This is also a testing moment for President Obama, who has been understandably preoccupied with building alliances in Asia, but must once again make Europe and the trans-Atlantic alliance a priority and find ways to rebuild consensus and chart a united path forward. Otherwise, the major beneficiaries will be Russia and China, both challenging the established Western-led order.
Since World War II, the United States, aided principally by Britain, has worked to reduce the potential for international conflict, with particular success in Europe; encourage democratic governance; promote free markets; and lift billions of people out of poverty. This was achieved by working with its allies to establish multiple reinforcing institutions, including NATO, the military alliance that now has 28 members; the E.U., the economic alliance that will have 27 members when Britain leaves; the World Bank; and the International Monetary Fund. In short, together America and Europe wrote the rules and norms by which much of the world now lives."

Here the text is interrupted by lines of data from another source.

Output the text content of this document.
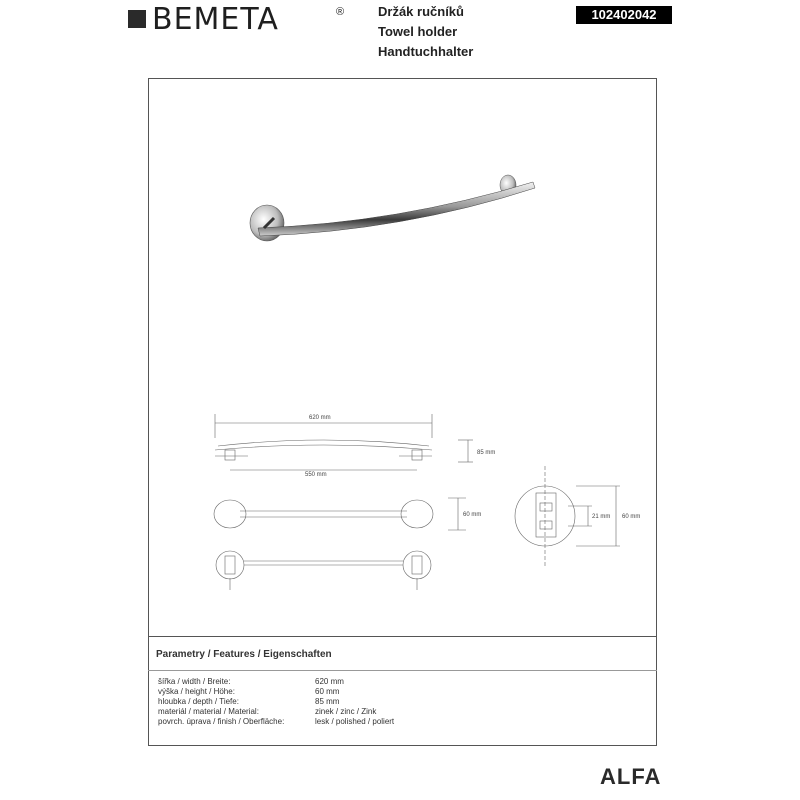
BEMETA	®	Držák ručníků
Towel holder
Handtuchhalter
102402042
620 mm
550 mm
85 mm
60 mm	21 mm 60 mm
Parametry / Features / Eigenschaften
šířka / width / Breite:	620 mm
výška / height / Höhe:	60 mm
hloubka / depth / Tiefe:	85 mm
materiál / material / Material:	zinek / zinc / Zink
povrch. úprava / finish / Oberfläche:	lesk / polished / poliert
ALFA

  Congrats to Great Britain for leaving the EU.
 More bs "The policies pursued by the West have sometimes been flawed and sometimes failed, but the system that linked America and Europe in a common defense and common political cause ended the Cold War, reunited Germany, built a new Europe and sought in one way or another to address every other major threat. A crucial brick in that system is now in danger of being removed.
This stunning development comes at a time when these institutions were already under stress and when many people on both sides of the Atlantic had grown complacent about the relationship and its reinforcing commitments. Europe is economically battered, overwhelmed by refugees fleeing chaos in the Middle East and fearful of attacks within its borders by the Islamic State and other terrorists.